You know what Sean? I’m about as mellow as they come. But I’ve been doing these events for a few years now, and if there’s one thing I’ve learned, it’s that it’s up to our crew to take control of the situation. To guard the integrity of the equipment, the flow of the presentation, and to make sure everything runs as smoothly as possible. Because if we don’t, people will just run roughshod over everything they can. Kind of like you tried to do to me today, practically demanding you be allowed to walk through a pile of broadcasting gear, around a tripod balanced on a flight of stairs, no less.

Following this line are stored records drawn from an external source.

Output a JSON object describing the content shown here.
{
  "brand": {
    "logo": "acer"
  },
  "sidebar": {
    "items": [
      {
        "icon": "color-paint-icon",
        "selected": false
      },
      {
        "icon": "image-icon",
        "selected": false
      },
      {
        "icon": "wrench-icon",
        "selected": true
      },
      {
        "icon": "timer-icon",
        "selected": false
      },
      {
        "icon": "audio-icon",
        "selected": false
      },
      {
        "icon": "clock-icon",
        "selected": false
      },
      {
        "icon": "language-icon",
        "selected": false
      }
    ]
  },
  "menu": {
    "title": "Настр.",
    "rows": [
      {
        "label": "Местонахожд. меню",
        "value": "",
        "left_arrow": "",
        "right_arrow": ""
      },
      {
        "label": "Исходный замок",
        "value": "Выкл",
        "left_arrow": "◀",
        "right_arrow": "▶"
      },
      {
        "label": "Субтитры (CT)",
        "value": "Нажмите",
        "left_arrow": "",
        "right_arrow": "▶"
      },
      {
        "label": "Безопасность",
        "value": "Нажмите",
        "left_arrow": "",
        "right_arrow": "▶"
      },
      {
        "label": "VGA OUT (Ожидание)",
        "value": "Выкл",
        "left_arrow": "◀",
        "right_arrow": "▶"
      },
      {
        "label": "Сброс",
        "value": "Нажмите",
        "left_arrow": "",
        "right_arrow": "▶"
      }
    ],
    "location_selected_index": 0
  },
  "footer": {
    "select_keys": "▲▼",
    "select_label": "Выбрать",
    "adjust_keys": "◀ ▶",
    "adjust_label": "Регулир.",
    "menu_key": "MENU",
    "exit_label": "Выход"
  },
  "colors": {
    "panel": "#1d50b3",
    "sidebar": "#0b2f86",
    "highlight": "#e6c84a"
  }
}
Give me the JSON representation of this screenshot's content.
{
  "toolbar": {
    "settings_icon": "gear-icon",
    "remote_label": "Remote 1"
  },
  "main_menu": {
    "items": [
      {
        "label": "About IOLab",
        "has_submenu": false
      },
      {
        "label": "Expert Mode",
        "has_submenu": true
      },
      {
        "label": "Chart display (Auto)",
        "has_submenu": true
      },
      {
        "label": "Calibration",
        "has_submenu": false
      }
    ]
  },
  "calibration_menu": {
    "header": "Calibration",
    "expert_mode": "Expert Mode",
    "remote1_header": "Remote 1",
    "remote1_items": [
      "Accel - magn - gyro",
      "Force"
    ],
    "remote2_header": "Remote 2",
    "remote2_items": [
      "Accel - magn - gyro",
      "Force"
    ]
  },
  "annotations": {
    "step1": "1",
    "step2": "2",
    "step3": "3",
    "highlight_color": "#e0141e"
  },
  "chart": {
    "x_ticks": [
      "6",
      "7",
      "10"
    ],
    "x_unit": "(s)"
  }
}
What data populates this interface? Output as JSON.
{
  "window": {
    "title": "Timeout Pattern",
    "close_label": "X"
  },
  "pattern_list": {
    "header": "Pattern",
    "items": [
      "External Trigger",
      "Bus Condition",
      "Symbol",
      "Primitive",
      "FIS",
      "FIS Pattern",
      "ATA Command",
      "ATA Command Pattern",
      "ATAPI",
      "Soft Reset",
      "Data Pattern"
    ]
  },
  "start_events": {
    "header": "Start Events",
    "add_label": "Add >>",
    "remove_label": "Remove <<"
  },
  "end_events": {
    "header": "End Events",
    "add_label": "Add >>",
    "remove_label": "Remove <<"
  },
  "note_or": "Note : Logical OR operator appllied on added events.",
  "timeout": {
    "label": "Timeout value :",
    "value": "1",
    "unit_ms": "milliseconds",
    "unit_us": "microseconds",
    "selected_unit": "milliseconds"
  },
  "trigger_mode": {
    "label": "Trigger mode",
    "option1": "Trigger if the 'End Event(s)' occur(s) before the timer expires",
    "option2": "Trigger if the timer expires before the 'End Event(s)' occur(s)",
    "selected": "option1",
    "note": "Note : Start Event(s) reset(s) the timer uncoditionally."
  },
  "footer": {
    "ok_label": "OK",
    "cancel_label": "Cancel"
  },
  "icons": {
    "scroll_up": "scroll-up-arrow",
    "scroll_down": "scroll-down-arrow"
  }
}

If you’re really sure I’m a total prick, why don’t you come over for dinner one night? I’ll grill you some tempeh, you can meet my wife and kid, and we’ll get drunk, shoot the shit. Maybe you’ll see me differently the next day. The goal would not be so much to befriend you as it would be to get you thinking about the stupidity of mouthing off at people you don’t know when you have no clue about the back story, don’t know what’s involved in putting on a production of this scale, and obviously aren’t familiar with the million things that can go wrong if the people running the gear don’t do their jobs right. Fortunately, I was doing my job right, and the conference went well. I guess getting publicly slandered without justification by a total stranger just goes with the territory. Ah well.
And all this for a conference that wasn’t even ours, preparations for which consumed me almost the entire work week, waking up at 5:00 am this morning and getting home after 8:00 pm, just to help out with someone else’s event. It’s so nice to be appreciated.